Alice no País das Maravilhas (Lewis Carroll) - Crítica


"Alice no País das Maravilhas" possui uma história bem diferente de O Pequeno Príncipe, porém as duas guardam similaridade consistente. Ambas são obras teoricamente destinadas ao público infantil todavia são clássicos tão bem escritos e possuidores de tanto conteúdo, até inacessível ao público mais jovem às vezes, que transcendem facilmente os limites de faixa etária.

Alice é uma menina curiosa, em todos os aspectos positivos da palavra, como as crianças da sua idade, num dia ela persegue um coelho que inexplicavelmente usa colete e está atrasado para algum compromisso, compromisso esse que ela ignora qual seja, até que o animal salta por uma toca e a menina o acompanha, a partir daí surge uma narrativa que surpreende pela excentricidade, humor, inteligência e, de modo geral, diversão.

Como a obra tem a intenção de ser lida por leitores jovens a linguagem é simples e acompanhada de ilustrações, todavia a narrativa está muito longe de ser pueril, toda ela é repleta de diálogos profundos e eles são os principais representantes da genialidade do escrito.

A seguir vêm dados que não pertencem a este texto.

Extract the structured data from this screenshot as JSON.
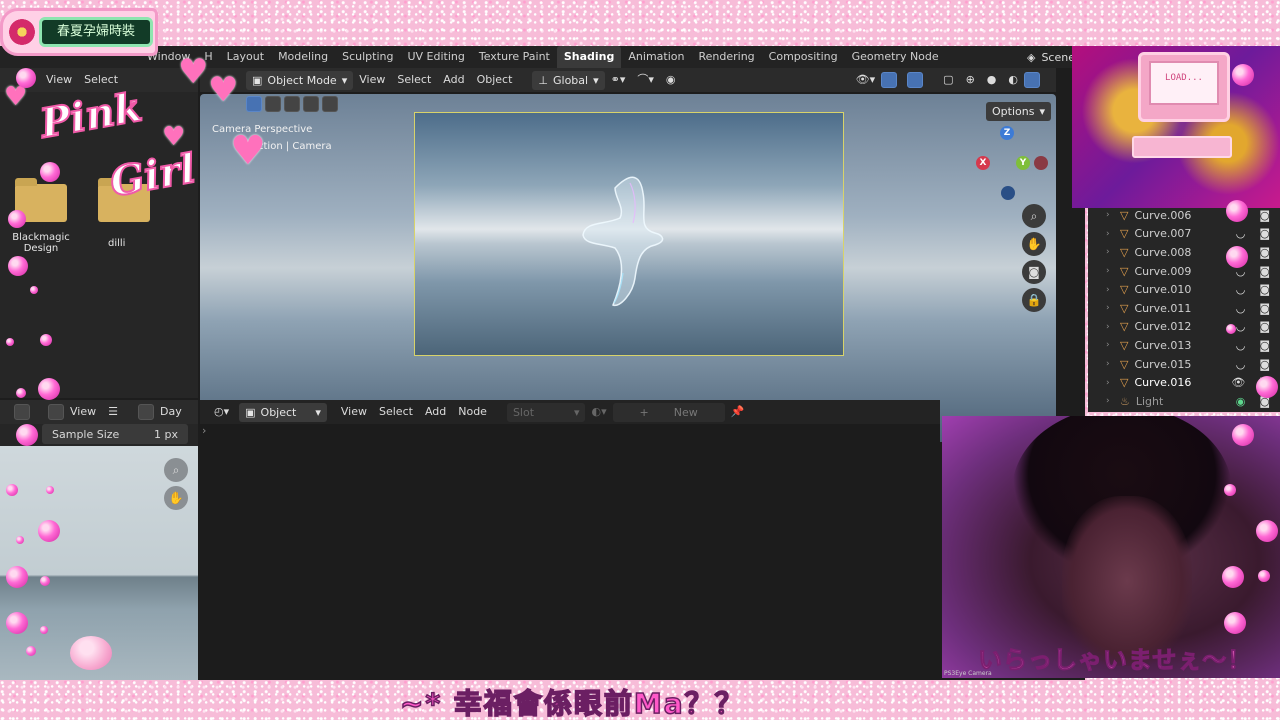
{
  "badge": {
    "text": "春夏孕婦時裝"
  },
  "menus": {
    "window": "Window",
    "help": "H"
  },
  "workspaces": [
    "Layout",
    "Modeling",
    "Sculpting",
    "UV Editing",
    "Texture Paint",
    "Shading",
    "Animation",
    "Rendering",
    "Compositing",
    "Geometry Node"
  ],
  "active_workspace": "Shading",
  "scene_label": "Scene",
  "file_browser": {
    "view": "View",
    "select": "Select",
    "folders": [
      {
        "label": "Blackmagic Design"
      },
      {
        "label": "dilli"
      }
    ]
  },
  "viewport": {
    "mode": "Object Mode",
    "menu": [
      "View",
      "Select",
      "Add",
      "Object"
    ],
    "transform": "Global",
    "options": "Options",
    "overlay_line1": "Camera Perspective",
    "overlay_line2": "ction | Camera",
    "gizmo": {
      "z": "Z",
      "y": "Y",
      "x": "X"
    }
  },
  "image_editor": {
    "view": "View",
    "day": "Day",
    "sample_size_label": "Sample Size",
    "sample_size_value": "1 px"
  },
  "node_editor": {
    "type": "Object",
    "menu": [
      "View",
      "Select",
      "Add",
      "Node"
    ],
    "slot": "Slot",
    "new_label": "New"
  },
  "outliner": {
    "rows": [
      {
        "name": "Curve.006",
        "type": "curve"
      },
      {
        "name": "Curve.007",
        "type": "curve"
      },
      {
        "name": "Curve.008",
        "type": "curve"
      },
      {
        "name": "Curve.009",
        "type": "curve"
      },
      {
        "name": "Curve.010",
        "type": "curve"
      },
      {
        "name": "Curve.011",
        "type": "curve"
      },
      {
        "name": "Curve.012",
        "type": "curve"
      },
      {
        "name": "Curve.013",
        "type": "curve"
      },
      {
        "name": "Curve.015",
        "type": "curve"
      },
      {
        "name": "Curve.016",
        "type": "curve",
        "selected": true
      },
      {
        "name": "Light",
        "type": "light"
      }
    ]
  },
  "overlay": {
    "logo_line1": "Pink",
    "logo_line2": "Girl",
    "pc_screen": "LOAD...",
    "webcam_caption": "いらっしゃいませぇ〜！",
    "webcam_label": "PS3Eye Camera",
    "bottom_banner": "~* 幸福會係眼前Ma？？"
  },
  "colors": {
    "accent_pink": "#ff59c8",
    "blender_bg": "#1d1d1d",
    "active_blue": "#4772b3",
    "camera_frame": "#d8d36a"
  }
}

As conversações transmitem toda a postura crítica de Carroll, nelas podemos identificar filosofia, por exemplo, passando por noção de identidade e reflexões sobre a significação da linguagem. A crítica social também não pode ser esquecida, as figuras do sistema monárquico hora se apresentam como sádicos com compulsão por decaptação, no caso da rainha de copas, ou mesmo na encarnação pura da indolência, na personalidade do submisso esposo da rainha; o rei de mesmo naipe.

Matemática também se faz presente, cálculos mesclados com enfoque sobretudo no raciocínio lógico conduzem vários dos diálogos que encantam pela despretensão, é sempre divertido ver a jovem Alice confusa em meio as perguntas e questionamentos prosaicos dos personagens excêntricos que habitam o país das maravilhas. No entanto o grande constrangimento é a complexidade dos dilemas que partem de pressupostos que não possuem qualquer complexidade.

A obra se desenvolve assim, com um desenrolar de personalidades envolventes e fascinantes que surgem a medida que Alice se aventura na busca de voltar ao seu mundo e de sobreviver aos constantes problemas típicos  deste universo onde o surrealismo impera e a lógica convencional em várias de suas normas e preceitos mais rudimentares é contestada.

Inovador, inteligente e surpreendente "Alice no País das Maravilhas" diverte de maneira natural ao mesmo tempo que contesta e critica, tudo de maneira leve e extremamente agradável, sem dúvida nenhuma é um livro que alcançou aquilo que se propôs com brilhantismo que se mostra ainda mais digno de salvas diante da ousadia da proposta.